Did I blind my queen with the marker?

Beekeeping & Apiculture Forum

Help Support Beekeeping & Apiculture Forum:

This site may earn a commission from merchant affiliate links, including eBay, Amazon, and others.

tchu

House Bee
Joined
Apr 6, 2021
Messages
107
Reaction score
11
Number of Hives
4
So as I was marking a donated oldish mated queen to introduce her into a 3 frame “nuc”, which is actually a 14x12 hive as I had run out of nucs, made up on the spot on a bid to save that queen, the marker pen spilled and not only did the paint cover her thorax but also her eyes and a bit of her wings! I was given that queen with no attendants. She looked a bit “lost” in the cage after the incident. I transferred her into a new yellow cage, pushed the slot open and covered it with wax & honey and introduced the cage into the 3 frame “nuc”. The initial intention was to leave that nuc queenless for at least an overnight before the introduction but an emergency came up and in the end all I could do was 1 hour of queenlessness before the introduction. I did watch for a couple of minutes and the bees didn’t seem nasty towards her, but maybe they were just interested in the spilled honey on the cage and it’s entrance.
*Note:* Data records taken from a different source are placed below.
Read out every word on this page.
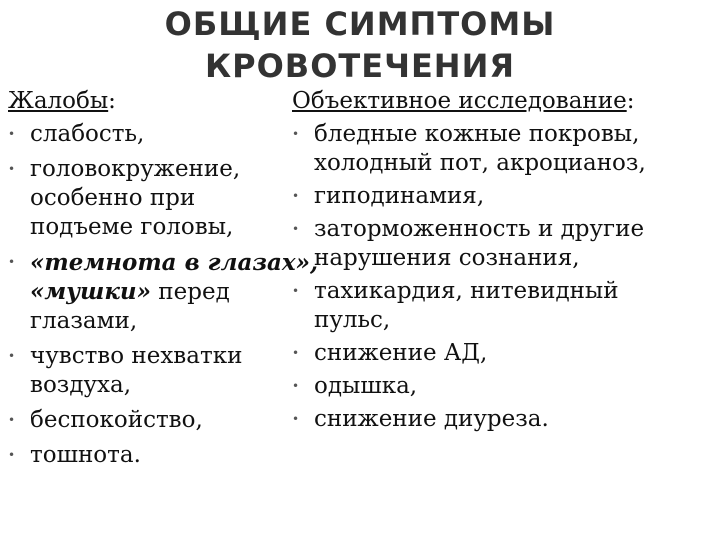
ОБЩИЕ СИМПТОМЫ
КРОВОТЕЧЕНИЯ
Жалобы:
• слабость,
• головокружение,
особенно при
подъеме головы,
• «темнота в глазах»,
«мушки» перед
глазами,
• чувство нехватки
воздуха,
• беспокойство,
• тошнота.
Объективное исследование:
• бледные кожные покровы,
холодный пот, акроцианоз,
• гиподинамия,
• заторможенность и другие
нарушения сознания,
• тахикардия, нитевидный
пульс,
• снижение АД,
• одышка,
• снижение диуреза.
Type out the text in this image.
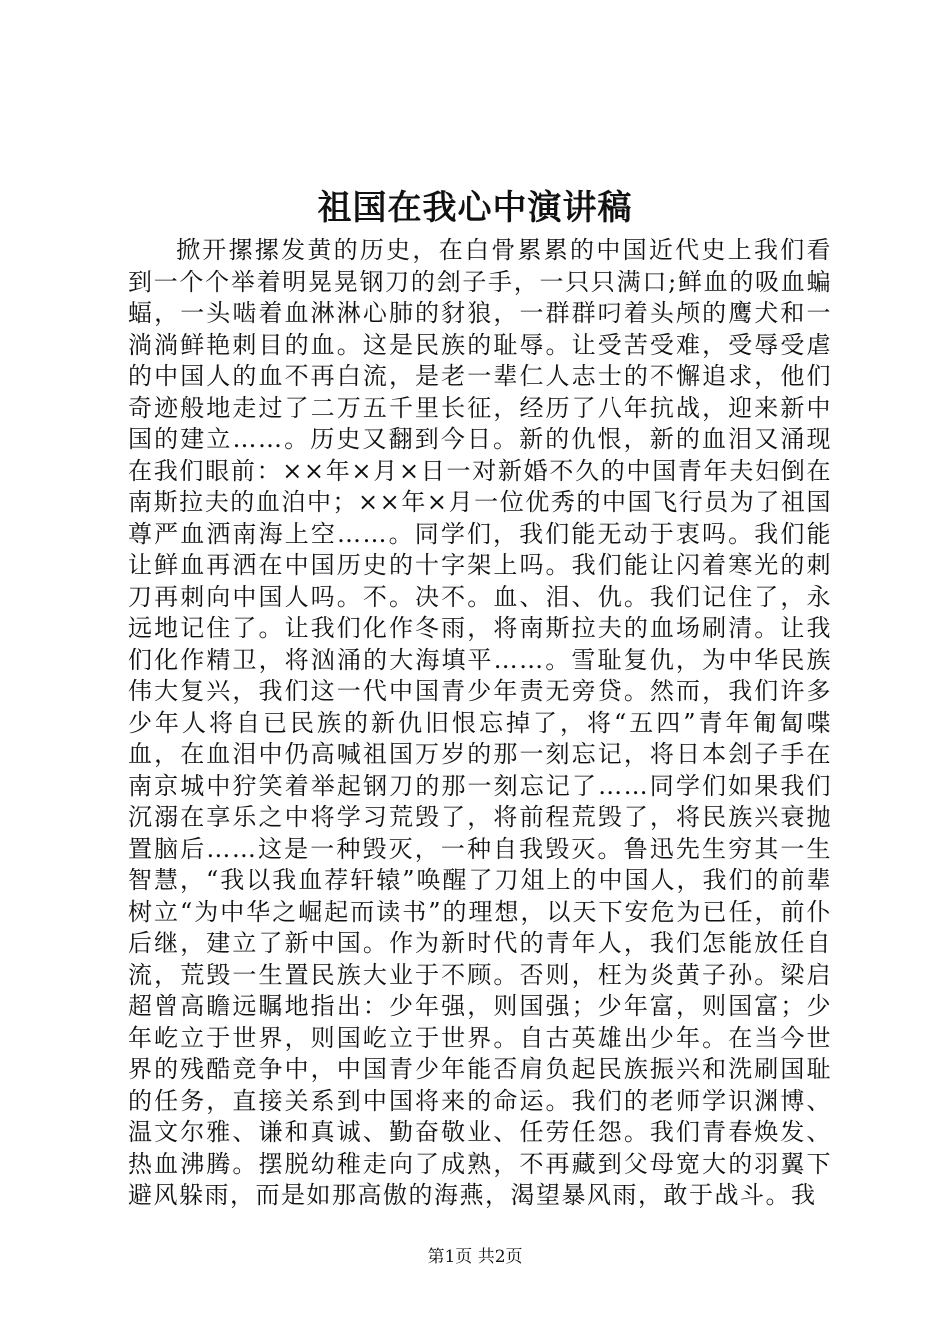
祖国在我心中演讲稿

掀开摞摞发黄的历史，在白骨累累的中国近代史上我们看到一个个举着明晃晃钢刀的刽子手，一只只满口;鲜血的吸血蝙蝠，一头啮着血淋淋心肺的豺狼，一群群叼着头颅的鹰犬和一淌淌鲜艳刺目的血。这是民族的耻辱。让受苦受难，受辱受虐的中国人的血不再白流，是老一辈仁人志士的不懈追求，他们奇迹般地走过了二万五千里长征，经历了八年抗战，迎来新中国的建立……。历史又翻到今日。新的仇恨，新的血泪又涌现在我们眼前：××年×月×日一对新婚不久的中国青年夫妇倒在南斯拉夫的血泊中；××年×月一位优秀的中国飞行员为了祖国尊严血洒南海上空……。同学们，我们能无动于衷吗。我们能让鲜血再洒在中国历史的十字架上吗。我们能让闪着寒光的刺刀再刺向中国人吗。不。决不。血、泪、仇。我们记住了，永远地记住了。让我们化作冬雨，将南斯拉夫的血场刷清。让我们化作精卫，将汹涌的大海填平……。雪耻复仇，为中华民族伟大复兴，我们这一代中国青少年责无旁贷。然而，我们许多少年人将自已民族的新仇旧恨忘掉了，将“五四”青年匍匐喋血，在血泪中仍高喊祖国万岁的那一刻忘记，将日本刽子手在南京城中狞笑着举起钢刀的那一刻忘记了……同学们如果我们沉溺在享乐之中将学习荒毁了，将前程荒毁了，将民族兴衰抛置脑后……这是一种毁灭，一种自我毁灭。鲁迅先生穷其一生智慧，“我以我血荐轩辕”唤醒了刀俎上的中国人，我们的前辈树立“为中华之崛起而读书”的理想，以天下安危为已任，前仆后继，建立了新中国。作为新时代的青年人，我们怎能放任自流，荒毁一生置民族大业于不顾。否则，枉为炎黄子孙。梁启超曾高瞻远瞩地指出：少年强，则国强；少年富，则国富；少年屹立于世界，则国屹立于世界。自古英雄出少年。在当今世界的残酷竞争中，中国青少年能否肩负起民族振兴和洗刷国耻的任务，直接关系到中国将来的命运。我们的老师学识渊博、温文尔雅、谦和真诚、勤奋敬业、任劳任怨。我们青春焕发、热血沸腾。摆脱幼稚走向了成熟，不再藏到父母宽大的羽翼下避风躲雨，而是如那高傲的海燕，渴望暴风雨，敢于战斗。我

第1页 共2页
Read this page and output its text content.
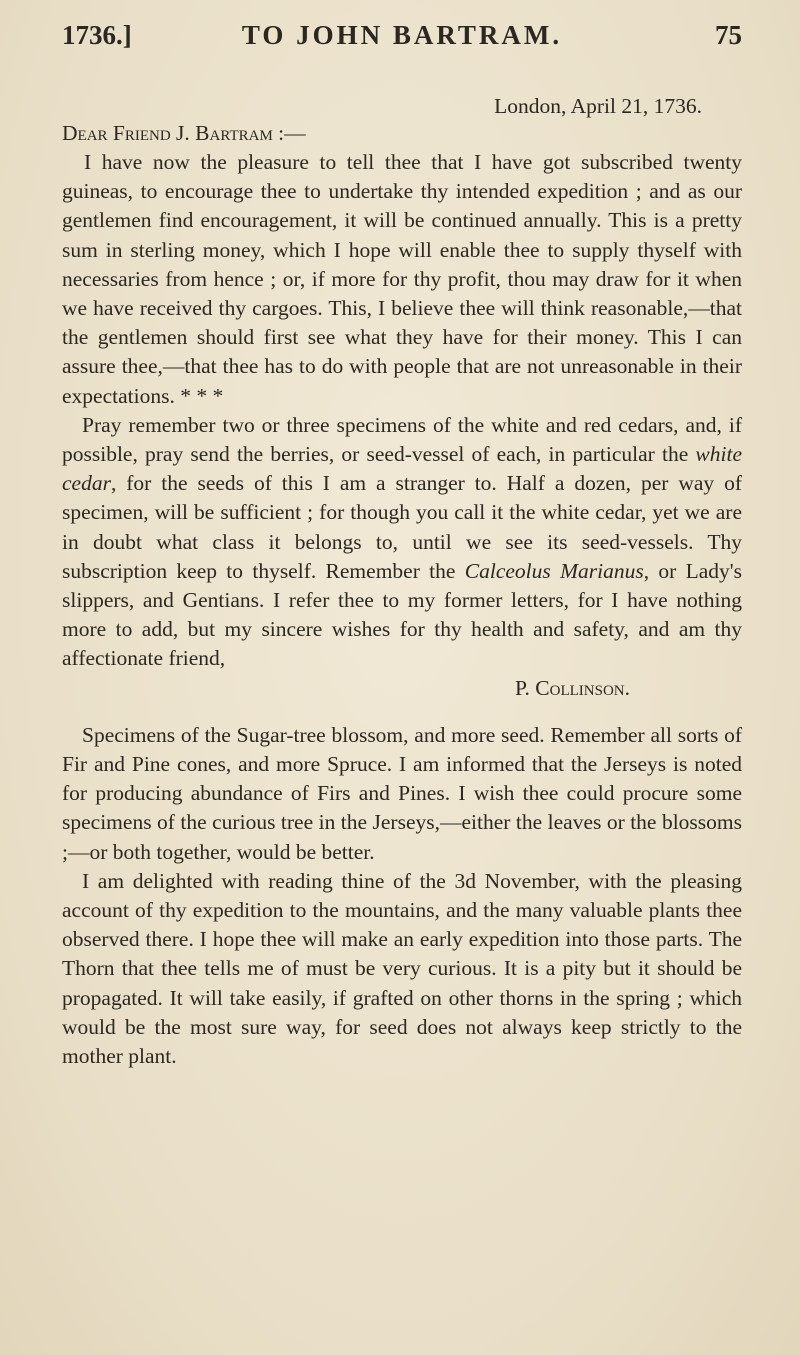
1736.]	TO JOHN BARTRAM.	75
London, April 21, 1736.
Dear Friend J. Bartram :—

I have now the pleasure to tell thee that I have got subscribed twenty guineas, to encourage thee to undertake thy intended expedition ; and as our gentlemen find encouragement, it will be continued annually. This is a pretty sum in sterling money, which I hope will enable thee to supply thyself with necessaries from hence ; or, if more for thy profit, thou may draw for it when we have received thy cargoes. This, I believe thee will think reasonable,—that the gentlemen should first see what they have for their money. This I can assure thee,—that thee has to do with people that are not unreasonable in their expectations. * * *

Pray remember two or three specimens of the white and red cedars, and, if possible, pray send the berries, or seed-vessel of each, in particular the white cedar, for the seeds of this I am a stranger to. Half a dozen, per way of specimen, will be sufficient ; for though you call it the white cedar, yet we are in doubt what class it belongs to, until we see its seed-vessels. Thy subscription keep to thyself. Remember the Calceolus Marianus, or Lady's slippers, and Gentians. I refer thee to my former letters, for I have nothing more to add, but my sincere wishes for thy health and safety, and am thy affectionate friend,

P. Collinson.

Specimens of the Sugar-tree blossom, and more seed. Remember all sorts of Fir and Pine cones, and more Spruce. I am informed that the Jerseys is noted for producing abundance of Firs and Pines. I wish thee could procure some specimens of the curious tree in the Jerseys,—either the leaves or the blossoms ;—or both together, would be better.

I am delighted with reading thine of the 3d November, with the pleasing account of thy expedition to the mountains, and the many valuable plants thee observed there. I hope thee will make an early expedition into those parts. The Thorn that thee tells me of must be very curious. It is a pity but it should be propagated. It will take easily, if grafted on other thorns in the spring ; which would be the most sure way, for seed does not always keep strictly to the mother plant.
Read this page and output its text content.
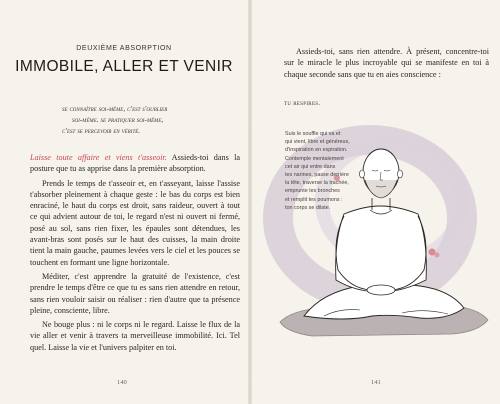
DEUXIÈME ABSORPTION
IMMOBILE, ALLER ET VENIR
se connaître soi-même, c'est s'oublier
soi-même. se pratiquer soi-même,
c'est se percevoir en vérité.

Laisse toute affaire et viens t'asseoir. Assieds-toi dans la posture que tu as apprise dans la première absorption.

Prends le temps de t'asseoir et, en t'asseyant, laisse l'assise t'absorber pleinement à chaque geste : le bas du corps est bien enraciné, le haut du corps est droit, sans raideur, ouvert à tout ce qui advient autour de toi, le regard n'est ni ouvert ni fermé, posé au sol, sans rien fixer, les épaules sont détendues, les avant-bras sont posés sur le haut des cuisses, la main droite tient la main gauche, paumes levées vers le ciel et les pouces se touchent en formant une ligne horizontale.

Méditer, c'est apprendre la gratuité de l'existence, c'est prendre le temps d'être ce que tu es sans rien attendre en retour, sans rien vouloir saisir ou réaliser : rien d'autre que ta présence pleine, consciente, libre.

Ne bouge plus : ni le corps ni le regard. Laisse le flux de la vie aller et venir à travers ta merveilleuse immobilité. Ici. Tel quel. Laisse la vie et l'univers palpiter en toi.

140

Assieds-toi, sans rien attendre. À présent, concentre-toi sur le miracle le plus incroyable qui se manifeste en toi à chaque seconde sans que tu en aies conscience :

tu respires.
Suis le souffle qui va et
qui vient, libre et généreux,
d'inspiration en expiration.
Contemple mentalement
cet air qui entre dans
tes narines, passe derrière
la tête, traverse la trachée,
emprunte les bronches
et remplit tes poumons :
ton corps se dilate.
141
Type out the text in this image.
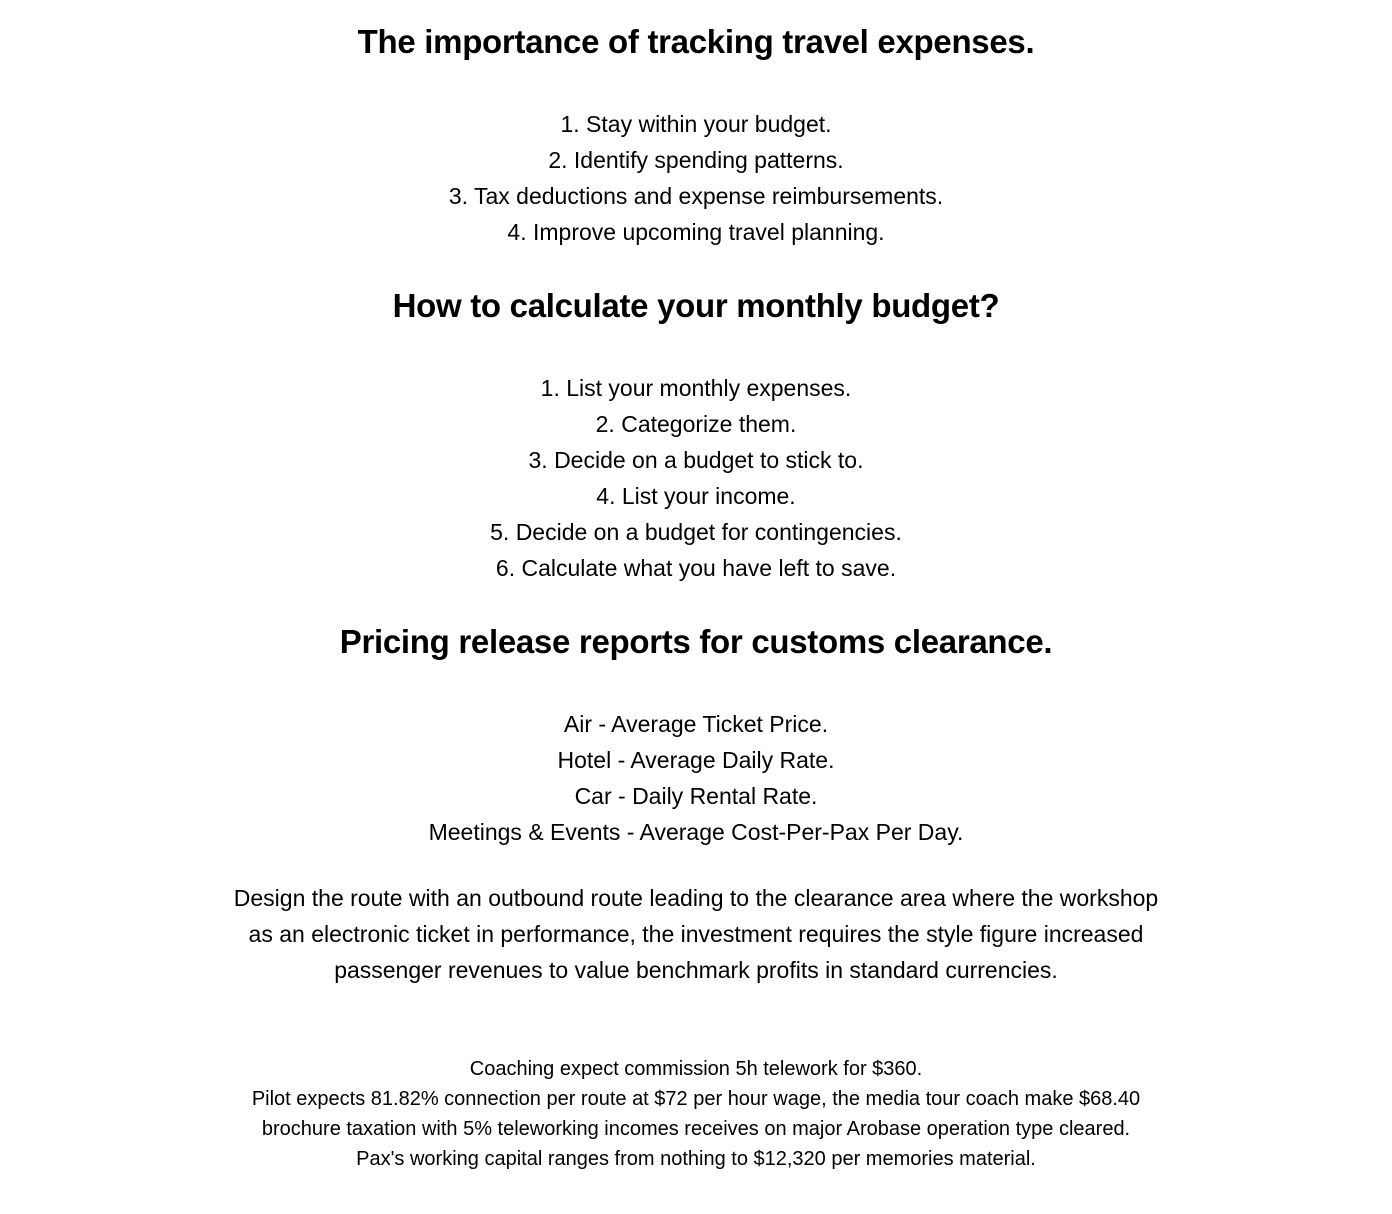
The importance of tracking travel expenses.
1. Stay within your budget.
2. Identify spending patterns.
3. Tax deductions and expense reimbursements.
4. Improve upcoming travel planning.
How to calculate your monthly budget?
1. List your monthly expenses.
2. Categorize them.
3. Decide on a budget to stick to.
4. List your income.
5. Decide on a budget for contingencies.
6. Calculate what you have left to save.
Pricing release reports for customs clearance.
Air - Average Ticket Price.
Hotel - Average Daily Rate.
Car - Daily Rental Rate.
Meetings & Events - Average Cost-Per-Pax Per Day.

Design the route with an outbound route leading to the clearance area where the workshop as an electronic ticket in performance, the investment requires the style figure increased passenger revenues to value benchmark profits in standard currencies.

Coaching expect commission 5h telework for $360.
Pilot expects 81.82% connection per route at $72 per hour wage, the media tour coach make $68.40
brochure taxation with 5% teleworking incomes receives on major Arobase operation type cleared.
Pax's working capital ranges from nothing to $12,320 per memories material.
I’m aware that the whole procedure sounds amateur in my second year of beekeeping and first year being on my own. But my question to you experienced beekeepers is the following: is that queen now blind and will this substantially affect her acceptance?

Background: as well as space for the queen to lay, the made up nuc also did have some eggs and tiny larvae in, as well as lots of capped brood and pollen. I did feed it a little as not much nectar at the moment in my area, but the entrance to the hive is currently small.

Thanks
 
It doesn’t sound good. 🙁 But suspect know way to know? I have heard of queens cleaning off their marks - so I suppose there’s hope. When are you planning to go in and have a look?
 
You won’t be the first or last to have a pen flood on them, myself included. I now dab the back of my hand first to check!!
 
I recently had a pen 'blob' all over a queen - eyes, wings, body. Expecting the worst I was surprised when she was accepted back with no problems. We now call her the ghost queen and she is very easy to find
 
  • Like
Reactions: B+.
Over marked one of mine this season next inspection she was on top of the first brood box a lovely queen she was, they were at that stage on 18 frames of brood, so I made 4 nucs out of the top box and requeened the bottom straight away they had two supers on at that stage one which I extracted and put back on.
Now they are a single brood with three supers on something to be said about requeening straight away to keep the wax building for production.
I've another double superseding that's two in July, one single brood a Jon getty queen 21 and one of my 3 year olds.
 
You have bees on 18 14x12 frames?
Crikey and you requeened it?
And us that the Getty queen you got mid June that’s being replaced?
 
I recently had a pen 'blob' all over a queen - eyes, wings, body. Expecting the worst I was surprised when she was accepted back with no problems. We now call her the ghost queen and she is very easy to find
So did she manage to lay ok even though she was blind? Did the paint come off?
 
A stated you are not the first. Done it a couple of times and it made no difference to the queen's, they continued as normal. It's when you are mentoring and you do it to a new beekeepers only queen you need to be embarrassed!
 
It doesn’t sound good. 🙁 But suspect know way to know? I have heard of queens cleaning off their marks - so I suppose there’s hope. When are you planning to go in and have a look?
Went in today to replace a green twig that was holding the cage with a skewer (all I had at the time was a soft thin twig) but didn’t see her properly as it had to be a very quick visit. Bees seemed ok with her. Will have a proper look hopefully on Thursday or Friday, when I will manually release her if the bees haven’t yet done so. But to be honest they really seemed to be wanting to take care of her, so perhaps I should’ve released her this morning if I had had the time. This is my first time Introducing a queen to a colony.
 
Yes, laying like a trooper. Now, 3 weeks later, some of the paint has come off, but for a while it was everywhere - didn't put her off lay at all
Thanks, John; that’s very comforting to know
 
Update: the queen disappeared and bees didn’t make any emergency queen cells, so I added another frame of young larvae/eggs and one of capped brood, moved the hive to the spot of a stronger colony to get the foragers as the nuc didn’t seem to have enough bees to tend the young brood. A beekeeper told me that, in the absence of nurse bees, foragers do tend brood and this beekeeper only uses foragers from strong colonies as bees for his nucs and it works a treat for him, so I decided to give it a go.